Personal information
- Nationality: Ukrainian
- Born: Iurii Tsaruk 2 May 1987 (age 39)

Sport
- Country: Ukraine
- Sport: Athletics
- Disability class: T35

Achievements and titles
- Paralympic finals: London 2012: Sprint;

Medal record
Men's para athletics
Representing Ukraine
Paralympic Games
| Gold medal – first place | 2012 London | 100 m T35 |
| Gold medal – first place | 2012 London | 200 m T35 |
World Championships
| Silver medal – second place | 2013 Lyon | 100 m T35 |
| Silver medal – second place | 2013 Lyon | 200 m T35 |
| Bronze medal – third place | 2013 Lyon | 4 × 100 m T35–38 |
| Bronze medal – third place | 2015 Doha | 200 m T35 |
European Championships
| Silver medal – second place | 2014 Swansea | 100 m T35 |
| Silver medal – second place | 2014 Swansea | 200 m T35 |
| Bronze medal – third place | 2012 Stadskanaal | 100 m T35 |

= Iurii Tsaruk =

Ukrainian Paralympic athlete (born 1987)

Iurii Tsaruk (born 2 May 1987) is a Ukrainian athlete who competes in disability athletics in the T35 category.

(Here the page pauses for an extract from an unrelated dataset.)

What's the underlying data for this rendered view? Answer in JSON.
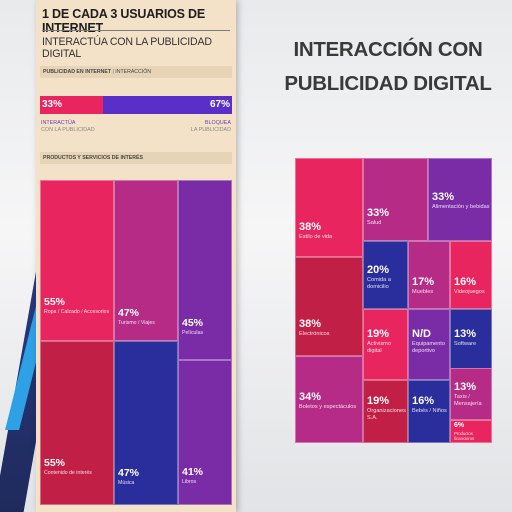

He won the gold medal for the 200 metres at the 2012 Paralympic Games for his category with a new World Record. Tsaruk set a European record to win the 100 metres at London 2012. Tsaruk won the silver medal in the 100 and 200 metres at the 2013 World Championships. In 2012 he also won a bronze medal for the 100 metres at the European Championships.